PETRA Diamonds said its South African lenders remained onside despite weak diamond prices which led the company into a $258.1m net loss for the year ended June 30, most of it due to a $246.6m non-cash impairment.
The London-listed firm, which also announced today it would part ways by October next year with its founding executive, Adonis Pououlis, said it had enough headroom to cope with the prospect of continued weak diamond pricing in the current year. It had not drawn down on a R1bn revolving credit facility and R500m in a working capital facility.
“Updated cash flow projections indicate sufficient headroom from available cash balances and existing banking facilities,” the company said. The company had also registered operational free cash flow of $70.5m compared to a cumulative outflow of $469.3m in the four previous financial years of which the last was -$61.3m.
Nonetheless, life remains precarious for Petra which is attempting to get the most from its projects whilst implementing an efficiency drive, called Project 2022. Petra has targeted cash flow generation over three years of $150m to $200m – a strategy implemented by Richard Duffy, appointed CEO of Petra Diamonds in February.
Responding to questions following a presentation today, Duffy acknowledged the cash flow targets were “less comfortable” should the market continue to deteriorate. That was because Project 2022 had been devised using 2018 market assumptions. “We are currently confident about the targets but we might have to revisit them,” he said.
Whilst this is underway, the company is also tackling high indebtedness. Net debt was reduced to $541m as of June 30 compared to net debt as of December 31 of $554.9m. The net debt number adjusts for yet-to-be received income from debtors. On a year-on-year basis, net debt was $445.7m, however.
There was a possibility Petra might have to utilise its credit facilities in order to finance short-term working capital shortfalls. “We are in discussions with our lenders,” said Duffy. The firm’s net debt to earnings before interest, tax, depreciation and amortisation (EBITDA) ratio was 3.9x as of June 30 which compares to 2.7x at the end of the previous financial year. Lender covenants are set at 4.5x net debt to EBITDA.
Petra said it had agreed with lenders to the firm’s black economic empowerment partners to restructure repayment of some $54.2m in debt so that it became payable by November 2021. This compares to the previous repayment schedule in which two instalments were to be made in November and in May, 2020.

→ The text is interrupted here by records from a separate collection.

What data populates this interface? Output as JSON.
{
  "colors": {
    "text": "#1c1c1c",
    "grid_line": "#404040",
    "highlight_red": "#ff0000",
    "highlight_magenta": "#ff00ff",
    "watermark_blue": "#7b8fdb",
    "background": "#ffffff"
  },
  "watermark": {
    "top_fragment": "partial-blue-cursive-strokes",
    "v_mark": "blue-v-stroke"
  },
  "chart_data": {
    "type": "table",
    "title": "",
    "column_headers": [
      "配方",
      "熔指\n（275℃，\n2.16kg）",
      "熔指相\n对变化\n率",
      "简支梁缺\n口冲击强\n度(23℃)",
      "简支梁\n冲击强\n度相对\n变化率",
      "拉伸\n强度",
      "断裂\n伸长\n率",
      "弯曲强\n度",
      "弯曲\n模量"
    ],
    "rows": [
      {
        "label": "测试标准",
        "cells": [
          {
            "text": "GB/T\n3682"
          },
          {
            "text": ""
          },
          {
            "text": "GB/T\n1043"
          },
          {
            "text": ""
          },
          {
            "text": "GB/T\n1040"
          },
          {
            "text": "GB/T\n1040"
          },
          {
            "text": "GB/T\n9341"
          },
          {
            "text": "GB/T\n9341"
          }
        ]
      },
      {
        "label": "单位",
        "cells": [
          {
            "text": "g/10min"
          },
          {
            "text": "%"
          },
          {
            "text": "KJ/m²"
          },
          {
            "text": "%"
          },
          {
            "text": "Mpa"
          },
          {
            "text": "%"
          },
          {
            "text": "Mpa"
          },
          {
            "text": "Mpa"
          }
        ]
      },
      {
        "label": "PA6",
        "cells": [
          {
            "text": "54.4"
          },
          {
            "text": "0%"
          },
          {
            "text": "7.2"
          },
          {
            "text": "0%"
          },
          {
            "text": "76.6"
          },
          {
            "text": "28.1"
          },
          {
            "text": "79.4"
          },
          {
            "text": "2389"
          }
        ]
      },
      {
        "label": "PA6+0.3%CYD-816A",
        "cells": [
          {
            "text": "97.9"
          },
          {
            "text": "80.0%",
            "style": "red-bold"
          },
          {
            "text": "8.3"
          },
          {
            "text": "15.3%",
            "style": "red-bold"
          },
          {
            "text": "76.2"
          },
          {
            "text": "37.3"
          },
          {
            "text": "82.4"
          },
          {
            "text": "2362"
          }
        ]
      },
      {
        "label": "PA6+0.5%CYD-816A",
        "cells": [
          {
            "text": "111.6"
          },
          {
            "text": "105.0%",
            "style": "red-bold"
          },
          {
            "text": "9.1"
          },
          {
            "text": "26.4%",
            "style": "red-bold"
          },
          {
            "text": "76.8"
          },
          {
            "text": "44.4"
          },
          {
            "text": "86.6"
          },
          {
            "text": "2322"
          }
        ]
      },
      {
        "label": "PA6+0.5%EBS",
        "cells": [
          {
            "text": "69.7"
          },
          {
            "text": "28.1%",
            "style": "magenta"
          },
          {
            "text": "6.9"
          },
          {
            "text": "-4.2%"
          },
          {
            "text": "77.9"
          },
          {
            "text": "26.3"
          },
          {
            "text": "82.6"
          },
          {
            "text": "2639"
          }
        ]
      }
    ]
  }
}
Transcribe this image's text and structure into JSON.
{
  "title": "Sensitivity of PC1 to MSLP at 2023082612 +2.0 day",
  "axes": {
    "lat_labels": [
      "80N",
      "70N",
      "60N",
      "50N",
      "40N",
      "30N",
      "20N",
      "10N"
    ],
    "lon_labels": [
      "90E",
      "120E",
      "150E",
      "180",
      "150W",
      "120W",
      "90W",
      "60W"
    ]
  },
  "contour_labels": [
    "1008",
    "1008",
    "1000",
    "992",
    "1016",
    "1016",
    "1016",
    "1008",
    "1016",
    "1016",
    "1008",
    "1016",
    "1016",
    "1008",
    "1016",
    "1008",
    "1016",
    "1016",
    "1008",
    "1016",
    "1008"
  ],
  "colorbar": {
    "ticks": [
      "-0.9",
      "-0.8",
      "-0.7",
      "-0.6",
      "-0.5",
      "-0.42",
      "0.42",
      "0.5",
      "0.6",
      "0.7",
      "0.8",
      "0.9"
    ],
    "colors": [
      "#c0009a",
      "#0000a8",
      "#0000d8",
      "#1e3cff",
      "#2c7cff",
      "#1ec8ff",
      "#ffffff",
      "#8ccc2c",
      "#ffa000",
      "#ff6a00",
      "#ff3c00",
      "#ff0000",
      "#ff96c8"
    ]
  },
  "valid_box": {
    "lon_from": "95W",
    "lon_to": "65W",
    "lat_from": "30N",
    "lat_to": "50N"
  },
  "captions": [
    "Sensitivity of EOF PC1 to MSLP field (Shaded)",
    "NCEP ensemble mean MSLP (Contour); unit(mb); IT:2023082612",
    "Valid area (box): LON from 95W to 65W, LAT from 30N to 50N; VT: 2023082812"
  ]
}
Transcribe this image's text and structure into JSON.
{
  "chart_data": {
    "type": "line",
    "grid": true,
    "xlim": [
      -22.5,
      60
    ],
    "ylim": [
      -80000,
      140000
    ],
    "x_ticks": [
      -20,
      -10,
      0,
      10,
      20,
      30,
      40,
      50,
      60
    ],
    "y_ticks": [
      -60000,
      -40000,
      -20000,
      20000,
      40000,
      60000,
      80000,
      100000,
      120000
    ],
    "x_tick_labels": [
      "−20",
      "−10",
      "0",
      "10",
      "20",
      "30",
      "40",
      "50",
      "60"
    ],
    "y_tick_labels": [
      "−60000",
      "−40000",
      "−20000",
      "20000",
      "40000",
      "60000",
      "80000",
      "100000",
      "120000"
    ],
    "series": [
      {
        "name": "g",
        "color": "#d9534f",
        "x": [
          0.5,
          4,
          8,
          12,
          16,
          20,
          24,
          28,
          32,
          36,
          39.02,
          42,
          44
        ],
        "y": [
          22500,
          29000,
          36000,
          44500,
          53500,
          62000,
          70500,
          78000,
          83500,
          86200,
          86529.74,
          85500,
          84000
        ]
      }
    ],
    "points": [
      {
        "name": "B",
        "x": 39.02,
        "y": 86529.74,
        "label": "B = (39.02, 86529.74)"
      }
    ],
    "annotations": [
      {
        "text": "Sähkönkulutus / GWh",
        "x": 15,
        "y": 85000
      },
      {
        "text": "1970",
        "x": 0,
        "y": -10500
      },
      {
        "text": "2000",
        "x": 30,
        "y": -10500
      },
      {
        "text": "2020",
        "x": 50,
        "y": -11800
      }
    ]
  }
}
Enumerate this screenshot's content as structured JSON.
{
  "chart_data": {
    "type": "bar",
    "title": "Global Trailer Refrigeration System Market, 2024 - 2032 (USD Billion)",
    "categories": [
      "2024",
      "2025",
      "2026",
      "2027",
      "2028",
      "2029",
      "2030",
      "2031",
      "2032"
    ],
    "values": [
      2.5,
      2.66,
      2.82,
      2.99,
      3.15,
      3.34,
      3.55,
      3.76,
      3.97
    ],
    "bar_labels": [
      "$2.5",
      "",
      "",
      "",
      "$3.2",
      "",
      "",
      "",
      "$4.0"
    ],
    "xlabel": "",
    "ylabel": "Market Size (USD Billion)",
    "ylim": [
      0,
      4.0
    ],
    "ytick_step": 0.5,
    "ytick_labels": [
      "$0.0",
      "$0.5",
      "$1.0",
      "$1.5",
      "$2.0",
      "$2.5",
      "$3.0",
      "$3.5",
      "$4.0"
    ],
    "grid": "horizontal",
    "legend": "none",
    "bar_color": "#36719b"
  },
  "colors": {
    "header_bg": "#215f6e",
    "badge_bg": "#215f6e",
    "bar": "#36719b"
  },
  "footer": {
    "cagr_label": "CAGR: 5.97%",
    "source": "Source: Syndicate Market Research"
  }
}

The impairment charges were driven by “more conservative rough diamond pricing estimates” as well as “a more conservative outlook on future price growth” which had impacted on the carrying values of all operating assets, the company said.
Commenting in his CEO’s full-year review, Duffy said that “… revised starting price assumptions, given recent weakness in the diamond market and a decision to use a lower real price escalator compared to earlier assumptions, resulted in each of the four operational assets’ carrying values being partially impaired”.
In the medium-term, the diamond market was set to improve, said Duffy. Conditions in the 2019 financial year were tough: at 3.7 million carats, Petra sold 2% less stones whilst its average realised price was 5% lower. There was a softening in demand across the size ranges but particularly in the lower value, smaller stones, it said.
For this year to date, sales of $61.6m were achieved at a September tender registering a 4% deterioration in prices compared to fourth quarter average, like-for-like sales. Demand “remained solid across all assortments although weaker for larger white stones,” said Petra. The weakness of the rand against the dollar had offset the market somewhat.
The company was “on track” to achieve 2020 production guidance of about 3.8 million carats which would compare with 3.87 million carats in the year under review (meeting guidance) and slightly better than 2018 production of 3.84 million carats.
The declining nature of the firm’s capital programme would be helpful, however. Operational capex had fallen to $81.4m in the 2019 financial year compared to $130m in the previous year and $288m in 2016. But next year would be complicated by the impact of possible recession in the US. Wage negotiations, mostly with the National Union of Mineworkers (NUM) was due to kick off in South Africa next year in pursuance of a new three-year wage agreement.
Shares in the company fell 6.5% in early London trade. On a 12-month basis, Petra shares have lost 79%.